Laporan itu pun mengatakan jika beberapa negosiator China malas membuat prinsip selanjutnya sebab mereka belumlah mendapatkan agunan jika AS akan mencabut bea import yang dipakai atas produk-produknya sesudah persetujuan perdagangan bilateral di tandatangani.
Berita itu sudah sempat menjatuhkan nilai saham Asia serta mata uang komoditas. Akan tetapi, keadaan mulai kembali waktu masuk session Eropa.
Masalahnya pihak berkaitan sudah mengatakan jika perundingan akan diteruskan dalam minggu kedepan.
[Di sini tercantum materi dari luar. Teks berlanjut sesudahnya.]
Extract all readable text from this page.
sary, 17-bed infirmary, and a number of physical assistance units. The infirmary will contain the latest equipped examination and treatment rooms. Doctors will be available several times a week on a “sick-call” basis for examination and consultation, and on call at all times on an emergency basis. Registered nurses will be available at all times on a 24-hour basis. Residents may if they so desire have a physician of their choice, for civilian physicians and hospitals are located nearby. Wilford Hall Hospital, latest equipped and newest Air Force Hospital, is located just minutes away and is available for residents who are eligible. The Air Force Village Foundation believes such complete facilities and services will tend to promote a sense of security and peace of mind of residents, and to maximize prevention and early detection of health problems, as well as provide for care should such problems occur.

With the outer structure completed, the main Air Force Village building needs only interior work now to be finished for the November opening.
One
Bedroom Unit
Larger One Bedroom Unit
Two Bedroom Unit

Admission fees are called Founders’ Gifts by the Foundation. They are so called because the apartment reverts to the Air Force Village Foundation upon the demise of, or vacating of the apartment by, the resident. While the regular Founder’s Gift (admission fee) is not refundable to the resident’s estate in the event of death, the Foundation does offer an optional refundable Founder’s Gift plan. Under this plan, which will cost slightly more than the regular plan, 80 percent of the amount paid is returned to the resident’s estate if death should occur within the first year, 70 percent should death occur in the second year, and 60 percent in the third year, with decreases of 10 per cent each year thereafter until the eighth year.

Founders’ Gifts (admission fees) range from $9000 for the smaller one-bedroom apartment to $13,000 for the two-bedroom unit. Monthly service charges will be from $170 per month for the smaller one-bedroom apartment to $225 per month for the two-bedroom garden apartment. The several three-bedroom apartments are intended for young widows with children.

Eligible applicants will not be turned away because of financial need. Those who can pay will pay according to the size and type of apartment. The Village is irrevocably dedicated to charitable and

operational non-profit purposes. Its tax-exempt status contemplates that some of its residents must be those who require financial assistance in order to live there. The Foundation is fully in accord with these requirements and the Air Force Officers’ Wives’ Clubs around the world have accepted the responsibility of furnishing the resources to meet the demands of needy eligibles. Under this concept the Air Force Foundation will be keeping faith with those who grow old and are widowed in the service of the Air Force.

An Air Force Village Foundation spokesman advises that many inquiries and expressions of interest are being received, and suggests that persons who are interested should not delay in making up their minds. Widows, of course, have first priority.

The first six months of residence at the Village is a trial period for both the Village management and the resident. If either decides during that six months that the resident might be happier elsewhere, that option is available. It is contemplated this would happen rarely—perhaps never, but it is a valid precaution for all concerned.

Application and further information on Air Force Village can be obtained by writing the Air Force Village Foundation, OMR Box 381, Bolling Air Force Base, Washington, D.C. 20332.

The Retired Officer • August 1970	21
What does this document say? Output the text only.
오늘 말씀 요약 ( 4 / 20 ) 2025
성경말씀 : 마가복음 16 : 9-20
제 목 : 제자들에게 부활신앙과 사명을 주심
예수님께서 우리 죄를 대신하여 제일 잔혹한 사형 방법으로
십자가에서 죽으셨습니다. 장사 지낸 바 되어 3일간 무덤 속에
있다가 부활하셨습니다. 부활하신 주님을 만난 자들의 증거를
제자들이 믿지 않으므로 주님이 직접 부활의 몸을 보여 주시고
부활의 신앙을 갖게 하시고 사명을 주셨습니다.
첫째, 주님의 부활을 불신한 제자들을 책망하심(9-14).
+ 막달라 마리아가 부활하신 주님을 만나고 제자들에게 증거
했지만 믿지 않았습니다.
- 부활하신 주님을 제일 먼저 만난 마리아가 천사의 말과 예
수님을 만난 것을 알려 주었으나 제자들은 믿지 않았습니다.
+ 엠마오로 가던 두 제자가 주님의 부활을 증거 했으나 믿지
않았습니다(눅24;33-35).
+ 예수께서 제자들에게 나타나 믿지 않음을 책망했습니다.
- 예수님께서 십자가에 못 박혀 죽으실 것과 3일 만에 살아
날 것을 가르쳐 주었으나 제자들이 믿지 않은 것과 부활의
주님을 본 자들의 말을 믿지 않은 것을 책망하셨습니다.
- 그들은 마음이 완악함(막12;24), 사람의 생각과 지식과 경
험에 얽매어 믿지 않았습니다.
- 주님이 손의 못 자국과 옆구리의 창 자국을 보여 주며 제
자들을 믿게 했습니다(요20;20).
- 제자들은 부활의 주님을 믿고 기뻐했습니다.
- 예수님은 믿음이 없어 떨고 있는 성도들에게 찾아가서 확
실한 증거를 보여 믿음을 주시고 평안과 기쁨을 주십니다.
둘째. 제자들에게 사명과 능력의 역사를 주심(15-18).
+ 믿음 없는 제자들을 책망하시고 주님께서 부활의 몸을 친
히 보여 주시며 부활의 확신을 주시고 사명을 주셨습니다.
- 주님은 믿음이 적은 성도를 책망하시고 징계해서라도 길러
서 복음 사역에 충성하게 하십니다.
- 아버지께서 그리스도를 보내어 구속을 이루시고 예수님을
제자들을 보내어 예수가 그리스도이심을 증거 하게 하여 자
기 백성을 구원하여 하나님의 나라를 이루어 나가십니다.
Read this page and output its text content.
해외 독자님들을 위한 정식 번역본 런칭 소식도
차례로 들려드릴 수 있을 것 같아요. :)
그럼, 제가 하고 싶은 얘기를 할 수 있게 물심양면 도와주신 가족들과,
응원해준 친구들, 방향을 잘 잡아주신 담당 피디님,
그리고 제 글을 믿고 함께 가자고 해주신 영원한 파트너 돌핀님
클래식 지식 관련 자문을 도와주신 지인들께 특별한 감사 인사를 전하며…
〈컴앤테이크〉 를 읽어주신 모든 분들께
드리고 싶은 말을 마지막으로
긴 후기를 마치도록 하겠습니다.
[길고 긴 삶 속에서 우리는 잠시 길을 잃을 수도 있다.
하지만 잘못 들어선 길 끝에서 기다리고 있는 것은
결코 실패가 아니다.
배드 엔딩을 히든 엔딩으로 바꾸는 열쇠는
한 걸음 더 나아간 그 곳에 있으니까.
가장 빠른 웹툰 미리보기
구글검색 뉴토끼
Kecemasan aktor pasar tentang pengumuman FOMC pun dipandang lebih terpenting daripada isu yang belumlah jelas kepastiannya.
Volatilitas pada perdagangan forex menyusut serta laju Dolar AS mulai melamban pada mata uang-mata uang mayor, sebab bank sentra AS diprediksikan akan mengemukakan pesan dovish dalam pengumuman FOMC kesempatan ini.
Beberapa analis menjelaskan jika Dolar AS bisa saja takkan turun sangat besar saat pengumuman itu, sebab beberapa investor sudah memperhitungan seutuhnya peluang bank sentra akan hentikan kenaikan suku bunga.
Pasar kelihatannya telah terposisikan untuk mengkalkulasi hasil FOMC lunak, mengonfirmasi diteruskannya penghentian kenaikan suku bunga, tegas Derek Halpenny.
Dai kemarin, sebagian besar analis sudah mengemukakan harapan bank sentra AS Federal Reserve/Fed akan mengubah prediksi dot plot dan melaunching gagasan pemangkasan neraca.
Pergantian prediksi dot plot yang disebut adalah gabungan perkiraan beberapa peserta rapat FOMC tentang tingkat suku bunga Fed yang akan datang. Gabungan itu dilihat begitu penting oleh aktor pasar, dan jadi bahan pertimbangan penting buat siapapun yang ingin menanam saham dalam denominasi Dolar AS.